И только сейчас вдруг открылось — нет! Он ведь не просил. Это я решила, что должна. Стереотип сработал. Но ведь я могу быть чем-то большим. В профессии, в социуме. Нет никаких рамок. Это не делает меня как жену и как мать менее состоятельной.
— Мне так сложно было без тебя, — шепчет, будто в ответ на мои мысли. — Пустота съедала. Я будто ослаб, Ириш, знаешь, будто силы иссякли. Мне никак без тебя. Без вас, — его ладонь мягко ложится на мой живот. — Ни идей, ни желания, ни стремления. Ничего не было, ничего не хотелось. А сейчас, когда ты снова со мной, мне кажется, меня не победить. Такое офигительное чувство, Ир.
— И мне было без тебя плохо, — шепчу ему в губы. — Всё вдохновение словно испарилось, вместе с тобой ушло. Ни одной новой идеи не было — ничего. Я как в темноте потерялась. Свободы хотела, а получила пустоту.
Молчим. Каждый понимает, какой ошибкой был развод. И как много мы теперь хотим сказать друг другу.
— Ваши выписки все готовы, опасности я никакой ни для вас, ни для ребёнка не вижу, — говорит доктор, войдя в палату, и мы едва успеваем отпрянуть друг от друга— Поэтому я не вижу смысла вас задерживать дольше.

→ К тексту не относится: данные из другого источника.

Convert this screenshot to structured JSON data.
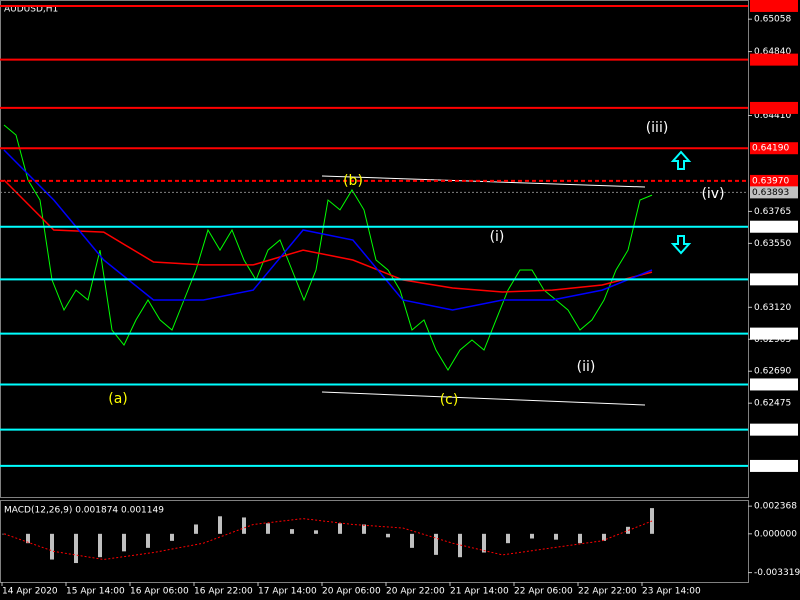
{
  "chart_data": [
    {
      "type": "line",
      "title": "AUDUSD,H1",
      "ylim": [
        0.61844,
        0.65187
      ],
      "yticks": [
        0.65058,
        {
          "value": 0.6484,
          "label": "0.64840"
        },
        {
          "value": 0.6441,
          "label": "0.64410"
        },
        0.63765,
        {
          "value": 0.6355,
          "label": "0.63550"
        },
        {
          "value": 0.6312,
          "label": "0.63120"
        },
        0.62905,
        {
          "value": 0.6269,
          "label": "0.62690"
        },
        0.62475
      ],
      "xtick_labels": [
        "14 Apr 2020",
        "15 Apr 14:00",
        "16 Apr 06:00",
        "16 Apr 22:00",
        "17 Apr 14:00",
        "20 Apr 06:00",
        "20 Apr 22:00",
        "21 Apr 14:00",
        "22 Apr 06:00",
        "22 Apr 22:00",
        "23 Apr 14:00"
      ],
      "series": [
        {
          "color": "#00ff00",
          "values": [
            0.64346,
            0.64279,
            0.63976,
            0.63842,
            0.63304,
            0.63102,
            0.63236,
            0.63169,
            0.63505,
            0.62967,
            0.62866,
            0.63035,
            0.63169,
            0.63035,
            0.62967,
            0.63169,
            0.63371,
            0.6364,
            0.63505,
            0.6364,
            0.63438,
            0.63304,
            0.63505,
            0.63573,
            0.63371,
            0.63169,
            0.63371,
            0.63842,
            0.63775,
            0.63909,
            0.63775,
            0.63438,
            0.63371,
            0.63236,
            0.62967,
            0.63035,
            0.62833,
            0.62698,
            0.62833,
            0.629,
            0.62833,
            0.63035,
            0.63236,
            0.63371,
            0.63371,
            0.63236,
            0.63169,
            0.63102,
            0.62967,
            0.63035,
            0.63169,
            0.63371,
            0.63505,
            0.63842,
            0.63875
          ]
        },
        {
          "color": "#ff0000",
          "values": [
            0.63976,
            0.6364,
            0.63626,
            0.63425,
            0.63405,
            0.63405,
            0.63505,
            0.63438,
            0.63304,
            0.6325,
            0.63223,
            0.63236,
            0.6327,
            0.63357
          ]
        },
        {
          "color": "#0000ff",
          "values": [
            0.64178,
            0.63842,
            0.63438,
            0.63169,
            0.63169,
            0.63236,
            0.6364,
            0.63573,
            0.63169,
            0.63102,
            0.63169,
            0.63169,
            0.63236,
            0.63371
          ]
        }
      ],
      "levels": [
        {
          "value": 0.65147,
          "color": "#ff0000"
        },
        {
          "value": 0.64786,
          "color": "#ff0000"
        },
        {
          "value": 0.64461,
          "color": "#ff0000"
        },
        {
          "value": 0.6419,
          "label": "0.64190",
          "color": "#ff0000"
        },
        {
          "value": 0.6397,
          "label": "0.63970",
          "color": "#ff0000",
          "style": "dashed"
        },
        {
          "value": 0.63662,
          "color": "#00ffff"
        },
        {
          "value": 0.63308,
          "color": "#00ffff"
        },
        {
          "value": 0.62943,
          "color": "#00ffff"
        },
        {
          "value": 0.62601,
          "color": "#00ffff"
        },
        {
          "value": 0.62297,
          "color": "#00ffff"
        },
        {
          "value": 0.62053,
          "color": "#00ffff"
        }
      ],
      "last_price": 0.63893,
      "annotations": [
        "(a)",
        "(b)",
        "(c)",
        "(i)",
        "(ii)",
        "(iii)",
        "(iv)"
      ]
    },
    {
      "type": "bar",
      "title": "MACD(12,26,9) 0.001874 0.001149",
      "ylim": [
        -0.004122,
        0.002894
      ],
      "yticks": [
        0.002368,
        {
          "value": 0,
          "label": "0.000000"
        },
        -0.003319
      ],
      "series": [
        {
          "color": "#c0c0c0",
          "values": [
            0,
            -0.0008,
            -0.0022,
            -0.0025,
            -0.002,
            -0.0015,
            -0.0012,
            -0.0006,
            0.0008,
            0.0015,
            0.0014,
            0.0009,
            0.0004,
            0.0003,
            0.0009,
            0.0008,
            -0.0003,
            -0.0012,
            -0.0018,
            -0.002,
            -0.0016,
            -0.0008,
            -0.0004,
            -0.0005,
            -0.0008,
            -0.0006,
            0.0006,
            0.0022
          ]
        },
        {
          "type": "line",
          "color": "#ff0000",
          "values": [
            0,
            -0.0015,
            -0.0022,
            -0.0016,
            -0.0008,
            0.0008,
            0.0013,
            0.0008,
            0.0005,
            -0.0008,
            -0.0018,
            -0.0012,
            -0.0006,
            0.0011
          ]
        }
      ]
    }
  ]
}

Гордей забирает у врача документы, подаёт руку мне, чтобы помочь встать с постели. Хотя я чувствую себя совершенно здоровой, с радостью принимаю его заботу.

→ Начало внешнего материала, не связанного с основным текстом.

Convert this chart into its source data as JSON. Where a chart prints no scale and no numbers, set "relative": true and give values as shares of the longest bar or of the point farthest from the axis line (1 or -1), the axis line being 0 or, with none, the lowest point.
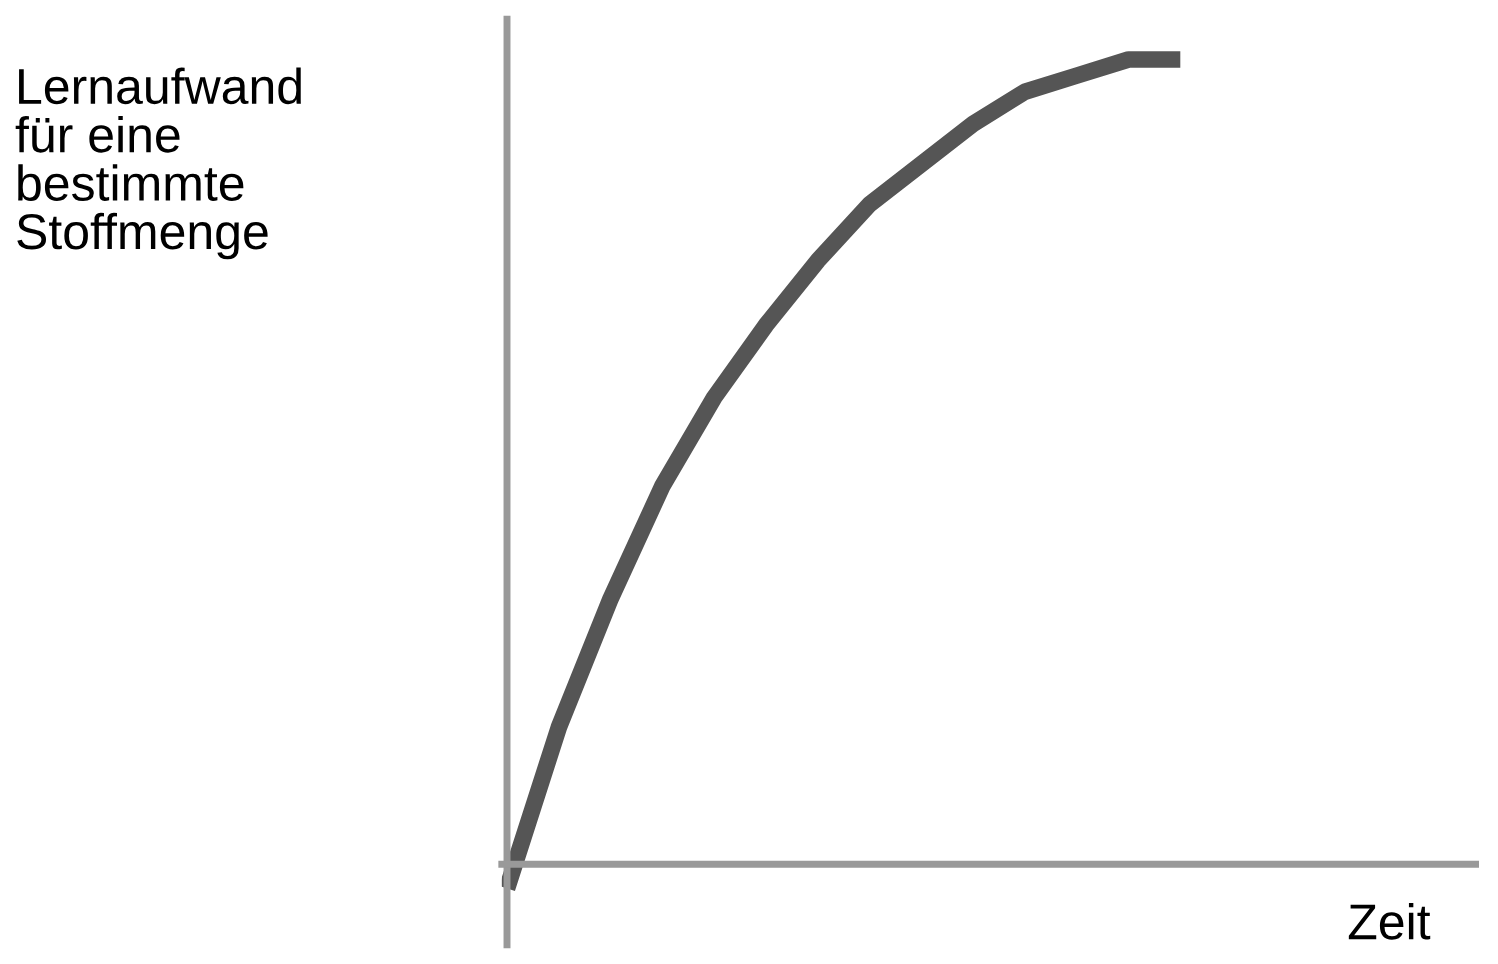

Домой едем на такси. Моя машина осталась на стоянке возле “Вершины”, а у Гордея отобрали права. Он обнимает меня и прижимает к себе. За окном уже стемнело, валит мокрый снег, на дорогах час пик, шум, а я будто в другом мире. Мне так хорошо на душе и спокойно. Никакого напряжения. Наши пальцы переплетены, и я сейчас концентрируюсь только на этом ощущении — на близости моего мужчины.